Le manga rencontre vite un grand succès, et des offres pour adapter l’univers sur grand écran afflue. D'abord réticent, Ōtomo finit par accepter à condition de garder un contrôle artistique total sur le projet. Carte blanche en main, l’auteur-réalisateur voit les choses en grand pour donner vie à la mégalopole : une pellicule 70 mm, une palette de centaines de couleurs dont certaines créées spécialement pour le film, de nouvelles manières d’animer la lumière, mais surtout des séquences animées en 24 images par seconde - la norme était alors de 8 à 12 -, pour offrir des scènes d’actions incroyablement fluides. Un projet hors-norme en tous points jusqu’au budget d’un milliard de yen, du jamais vu à l’époque.

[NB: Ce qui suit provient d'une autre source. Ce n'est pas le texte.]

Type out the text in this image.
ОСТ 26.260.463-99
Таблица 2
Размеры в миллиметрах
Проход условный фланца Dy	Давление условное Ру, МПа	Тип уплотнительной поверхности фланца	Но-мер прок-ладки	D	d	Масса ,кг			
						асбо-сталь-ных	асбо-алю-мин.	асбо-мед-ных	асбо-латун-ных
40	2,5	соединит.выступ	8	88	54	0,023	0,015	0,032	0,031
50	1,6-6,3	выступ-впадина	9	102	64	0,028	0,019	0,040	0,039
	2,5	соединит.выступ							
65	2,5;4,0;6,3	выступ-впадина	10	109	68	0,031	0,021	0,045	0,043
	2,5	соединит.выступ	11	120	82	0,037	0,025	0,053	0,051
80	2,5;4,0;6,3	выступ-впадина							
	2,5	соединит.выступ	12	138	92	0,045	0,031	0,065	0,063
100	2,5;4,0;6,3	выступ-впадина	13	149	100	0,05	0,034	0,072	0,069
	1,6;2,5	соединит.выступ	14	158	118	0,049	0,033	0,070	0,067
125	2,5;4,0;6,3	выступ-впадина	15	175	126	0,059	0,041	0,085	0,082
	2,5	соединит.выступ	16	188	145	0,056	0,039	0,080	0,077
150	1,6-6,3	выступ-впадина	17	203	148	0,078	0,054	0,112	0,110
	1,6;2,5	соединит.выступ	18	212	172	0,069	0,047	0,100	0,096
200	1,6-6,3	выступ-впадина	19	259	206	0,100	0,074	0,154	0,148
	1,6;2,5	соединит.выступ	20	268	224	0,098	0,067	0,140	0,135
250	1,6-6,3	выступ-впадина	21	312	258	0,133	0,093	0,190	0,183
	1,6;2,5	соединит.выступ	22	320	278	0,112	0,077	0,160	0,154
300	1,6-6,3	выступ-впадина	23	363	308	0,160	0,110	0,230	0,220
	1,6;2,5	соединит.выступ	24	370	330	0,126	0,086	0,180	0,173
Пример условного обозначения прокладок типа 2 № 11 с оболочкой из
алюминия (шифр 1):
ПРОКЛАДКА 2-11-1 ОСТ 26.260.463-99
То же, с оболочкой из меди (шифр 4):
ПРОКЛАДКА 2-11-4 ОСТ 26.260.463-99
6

À sa sortie, le long-métrage impressionne autant par ses images, que par la richesse de son récit de science-fiction. Aussi futuriste soit-il, l’univers d’Akira est ancré dans le Japon de l’époque avec ses contestations étudiantes, ses réseaux clandestins, ses forces d’autodéfense hyperactives, et évidemment ses bōsōzokus chez lesquels Ōtomo puise l’inspiration pour ses héros. Ce choix n’est pas un hasard. Il correspond à la volonté de l’auteur d’interroger la société japonaise, sa quête de maîtrise absolue - sur la jeunesse, la science, la vie - qui ne peut mener qu’à répéter les mêmes erreurs, dans un cycle mortifère marqué par la réminiscence du traumatisme atomique.

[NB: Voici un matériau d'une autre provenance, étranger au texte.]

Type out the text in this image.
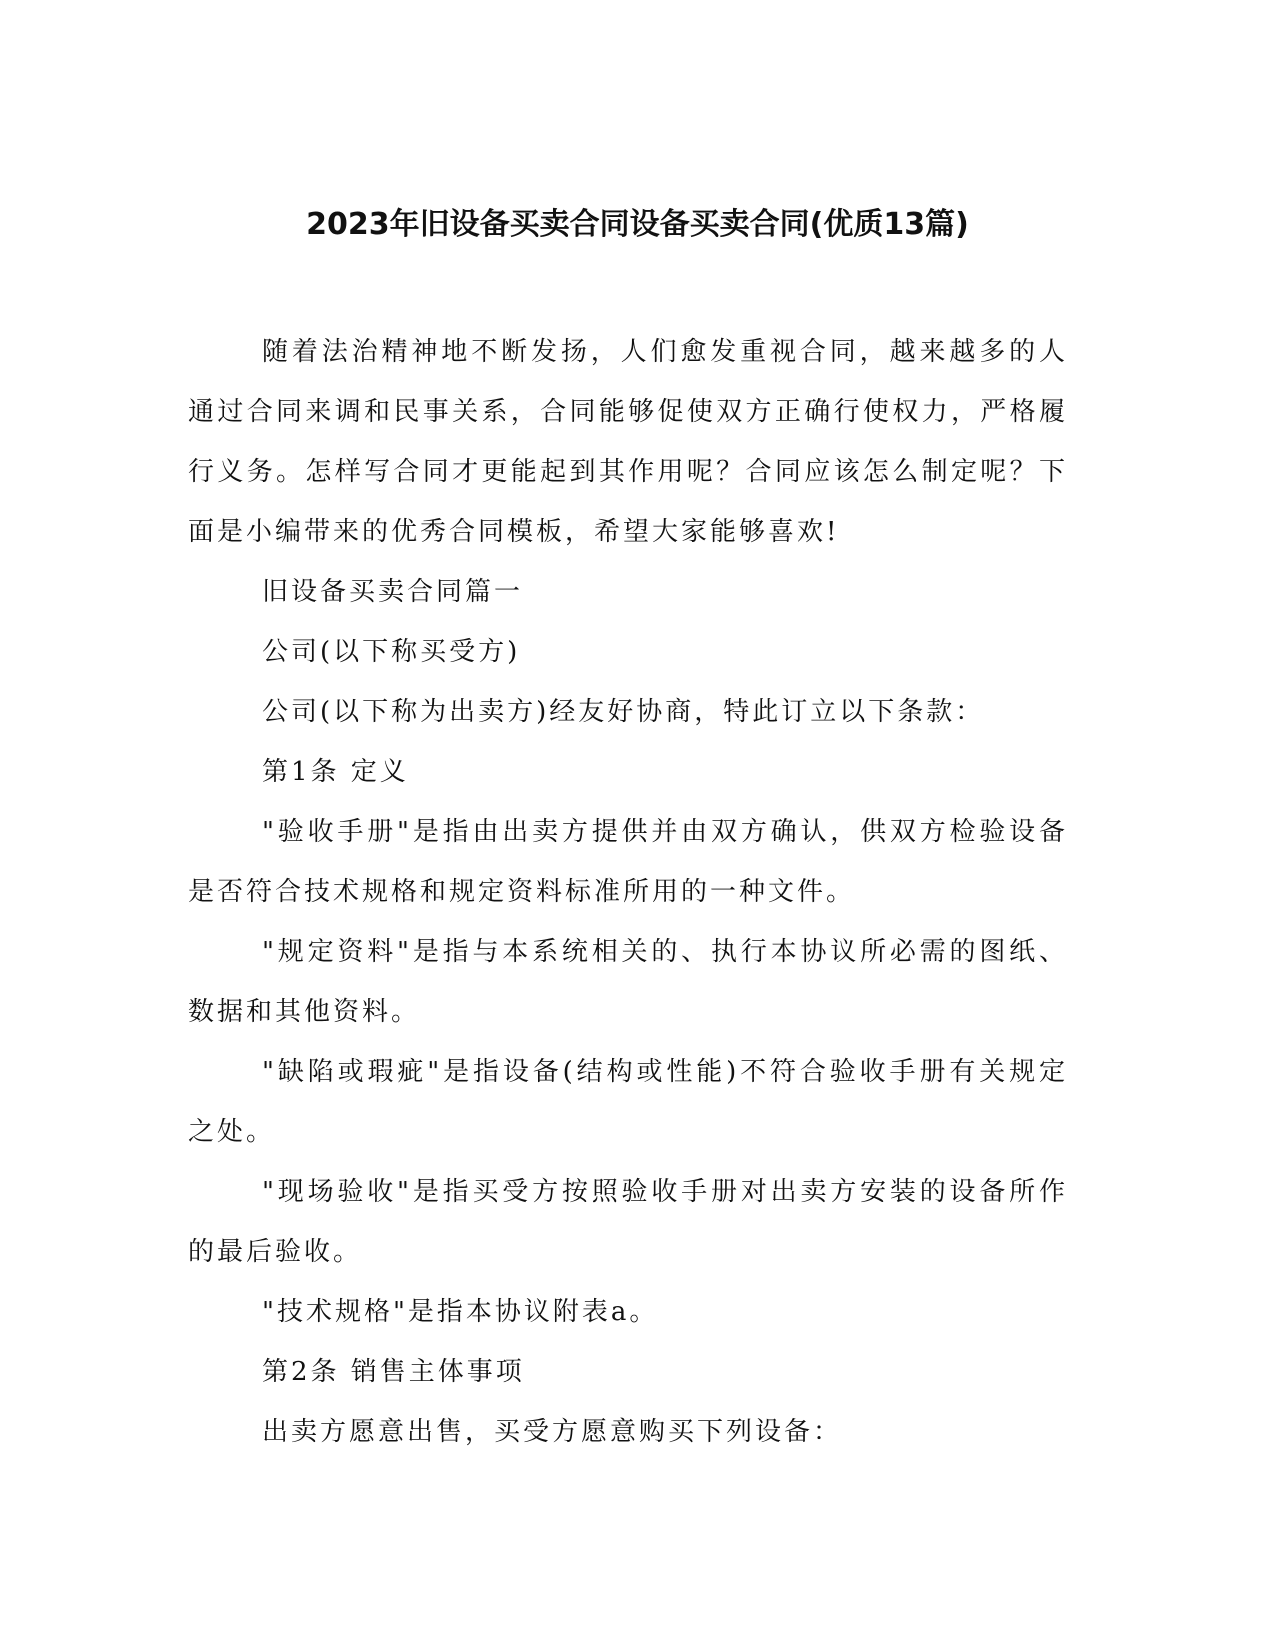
2023年旧设备买卖合同设备买卖合同(优质13篇)

随着法治精神地不断发扬，人们愈发重视合同，越来越多的人通过合同来调和民事关系，合同能够促使双方正确行使权力，严格履行义务。怎样写合同才更能起到其作用呢？合同应该怎么制定呢？下面是小编带来的优秀合同模板，希望大家能够喜欢!

旧设备买卖合同篇一

公司(以下称买受方)

公司(以下称为出卖方)经友好协商，特此订立以下条款：

第1条 定义

"验收手册"是指由出卖方提供并由双方确认，供双方检验设备是否符合技术规格和规定资料标准所用的一种文件。

"规定资料"是指与本系统相关的、执行本协议所必需的图纸、数据和其他资料。

"缺陷或瑕疵"是指设备(结构或性能)不符合验收手册有关规定之处。

"现场验收"是指买受方按照验收手册对出卖方安装的设备所作的最后验收。

"技术规格"是指本协议附表a。

第2条 销售主体事项

出卖方愿意出售，买受方愿意购买下列设备：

Malgré cet ancrage profondément nippon, le souffle du film d’Ōtomo s’étend bien au-delà de l’archipel. Son succès critique ouvre la porte des sphères cinéphiles les plus prestigieuses à une animation japonaise jusqu’alors peu considérée, permettant à des cinéastes comme Satoshi Kon (Perfect Blue, Paprika) d’émerger. Ses thématiques et son esthétique contribuent quant à elles à populariser le genre cyberpunk au même titre que Blade Runner, pavant la voie à de futures œuvres cultes comme Ghost in the shell ou The Matrix, elles-mêmes profondément empreintes des motifs d’Akira. Aujourd’hui encore, le long-métrage continue de marquer le cinéma international. La moto iconique de Kaneda chez Spielberg, un akira slide chez Jordan Peele ou la résurgence d’un cinéma d’animation cyberpunk à travers Mars Express, encore autant de signes qui témoignent que l’onde de choc d’Akira n’a pas fini de parcourir le globe.